Pashto TV پښتو تلويزيون
- Country: Afghanistan
- Broadcast area: Afghanistan, Pakistan (mainly Khyber Pakhtunkhwa province of Pakistan, Quetta), Iran, India, UAE, Saudi Arabia, Rest of the world ^{(through internet)}
- Headquarters: Kabul, Afghanistan

Programming
- Language: Pashto

Ownership
- Owner: N. R. Liwal

History
- Launched: 2010

Links
- Website: www.pashtotv.tv

Availability

Streaming media
- Ustream: Pashto TV

= Pashto TV =

Afghan Pashto-language family television channel

Pashto TV is a Pashto-language family television channel based in Afghanistan and launched in 2010. It is owned by Liwal limited. The programs are based on the principles of the Pashtun people's code of life. The main office of Pashto TV is located in Kabul, Afghanistan.

The channel is part of the Afghan Choice bouquet of channels. The channel is available on satellite to the Pashtun population of Asia and the Middle East. It is also freely available through internet on Ustream.

==Funding and support==
Noor Rahman Liwal, an Afghan entrepreneur and philanthropist, and his family, are the investors in Pashto TV. Other sources of income include sale of broadcast content, Liwal Distance School Subscription, advertising, broadcasting services.

==Shows==
The channel broadcasts educational and mostly talk shows. The following is a list of notable shows:

| Name | Type |
|---|---|
| De Aka Milma | Comedy |
| De Aonai Hindara | News |
| Den aow Dunia | Religious |
| Liwal Distance School | Educational |
| Nananai Shanana | Political |
| Pashto Adabi Dera | Poetry/Shairi |
| Pighamoona | Messages from Audience |
| Yaw chak chak | Comedy |

==Awards==
2011 - Pashto TV and LDS (Liwal Distance School) were both nominated and won the manthan award in the category of E-EDUCATION & LEARNING in the year 2011.

2012 Special Mention Award, EUTELSAT TV AWARD 2012 in category Culture/Documentaries. In 2012 Pashto TV received special mention awarded in category Culture/Documentaries, there were more than 120 Participating Channels and about 20 in Culture/Documentaries, among the participants the Farsi1 sister channel of Lamar and Tolo TV.

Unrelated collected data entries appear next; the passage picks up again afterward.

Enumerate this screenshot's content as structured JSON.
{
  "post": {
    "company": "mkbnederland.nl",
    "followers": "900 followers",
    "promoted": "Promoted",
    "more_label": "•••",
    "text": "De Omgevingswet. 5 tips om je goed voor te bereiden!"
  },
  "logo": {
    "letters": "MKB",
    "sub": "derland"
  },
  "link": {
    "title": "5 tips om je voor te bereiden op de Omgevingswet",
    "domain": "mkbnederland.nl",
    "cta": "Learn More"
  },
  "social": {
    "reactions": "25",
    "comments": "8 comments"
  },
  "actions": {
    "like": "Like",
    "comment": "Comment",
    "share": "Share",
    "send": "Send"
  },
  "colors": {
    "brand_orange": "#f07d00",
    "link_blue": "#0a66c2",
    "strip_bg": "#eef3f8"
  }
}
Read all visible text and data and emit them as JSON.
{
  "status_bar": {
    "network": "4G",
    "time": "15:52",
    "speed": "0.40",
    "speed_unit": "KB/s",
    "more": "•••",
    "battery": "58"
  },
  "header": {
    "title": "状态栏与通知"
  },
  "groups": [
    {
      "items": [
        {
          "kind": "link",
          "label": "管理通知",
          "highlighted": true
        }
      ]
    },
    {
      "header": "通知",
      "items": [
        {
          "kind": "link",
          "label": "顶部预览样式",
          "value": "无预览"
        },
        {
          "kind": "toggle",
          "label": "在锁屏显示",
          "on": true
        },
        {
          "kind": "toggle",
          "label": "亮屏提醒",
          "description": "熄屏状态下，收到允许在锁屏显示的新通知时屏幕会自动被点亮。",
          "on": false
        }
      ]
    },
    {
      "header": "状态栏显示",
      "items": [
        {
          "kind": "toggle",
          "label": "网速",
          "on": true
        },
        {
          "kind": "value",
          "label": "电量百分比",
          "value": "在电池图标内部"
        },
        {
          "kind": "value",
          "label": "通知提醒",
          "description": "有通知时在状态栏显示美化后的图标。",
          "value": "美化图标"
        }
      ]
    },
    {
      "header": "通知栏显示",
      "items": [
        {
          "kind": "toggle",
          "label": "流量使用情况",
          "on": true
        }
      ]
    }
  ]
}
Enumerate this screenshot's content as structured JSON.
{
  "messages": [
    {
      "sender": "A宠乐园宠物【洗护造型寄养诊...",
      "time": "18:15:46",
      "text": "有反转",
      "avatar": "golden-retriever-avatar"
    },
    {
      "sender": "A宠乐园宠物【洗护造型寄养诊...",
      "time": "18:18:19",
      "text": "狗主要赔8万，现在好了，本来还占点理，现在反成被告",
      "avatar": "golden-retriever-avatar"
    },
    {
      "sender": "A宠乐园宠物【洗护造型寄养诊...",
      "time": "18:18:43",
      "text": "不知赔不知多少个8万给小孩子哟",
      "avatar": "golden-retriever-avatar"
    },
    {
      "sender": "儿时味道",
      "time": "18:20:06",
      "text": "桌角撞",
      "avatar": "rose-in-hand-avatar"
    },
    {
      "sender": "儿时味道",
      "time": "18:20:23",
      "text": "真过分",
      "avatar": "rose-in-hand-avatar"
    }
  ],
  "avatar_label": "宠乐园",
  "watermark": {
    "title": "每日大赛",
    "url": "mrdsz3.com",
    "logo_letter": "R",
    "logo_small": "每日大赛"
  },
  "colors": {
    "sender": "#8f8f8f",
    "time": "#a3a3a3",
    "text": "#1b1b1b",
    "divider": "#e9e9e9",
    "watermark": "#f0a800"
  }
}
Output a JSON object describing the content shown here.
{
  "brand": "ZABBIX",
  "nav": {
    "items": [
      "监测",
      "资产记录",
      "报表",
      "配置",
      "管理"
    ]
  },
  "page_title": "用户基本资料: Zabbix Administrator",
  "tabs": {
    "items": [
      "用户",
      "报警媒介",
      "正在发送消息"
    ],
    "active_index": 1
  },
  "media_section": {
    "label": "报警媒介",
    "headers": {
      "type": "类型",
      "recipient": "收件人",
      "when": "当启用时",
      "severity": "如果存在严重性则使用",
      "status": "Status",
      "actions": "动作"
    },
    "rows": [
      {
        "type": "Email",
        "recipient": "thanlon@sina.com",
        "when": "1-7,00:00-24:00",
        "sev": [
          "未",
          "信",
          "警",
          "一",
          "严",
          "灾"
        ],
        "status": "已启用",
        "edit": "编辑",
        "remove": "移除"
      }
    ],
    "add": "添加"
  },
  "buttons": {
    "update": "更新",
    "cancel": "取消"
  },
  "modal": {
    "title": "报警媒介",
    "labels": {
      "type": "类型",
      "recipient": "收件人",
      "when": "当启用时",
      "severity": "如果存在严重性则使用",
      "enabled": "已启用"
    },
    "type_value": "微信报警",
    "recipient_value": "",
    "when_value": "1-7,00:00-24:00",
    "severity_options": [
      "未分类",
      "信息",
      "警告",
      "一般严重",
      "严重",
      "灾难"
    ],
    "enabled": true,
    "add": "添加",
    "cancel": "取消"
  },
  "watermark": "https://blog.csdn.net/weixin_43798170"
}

N.R.Liwal, President Pashto TV profiled as Leader in Digital Media 2012 by Digital TV Europe, The Euro50 Special Issue

A special issue of Digital TV Europe that reflects and honours the achievements of individuals working across the pay-TV and broadband industries. An annual publication that's now in its eleventh year, the Euro50 celebrates those who have demonstrated outstanding leadership and vision in their fields and made a significant contribution to the strength of their organisation or the industry itself.

It has become a publication that profiles notable individuals from broadband and pay-TV industries.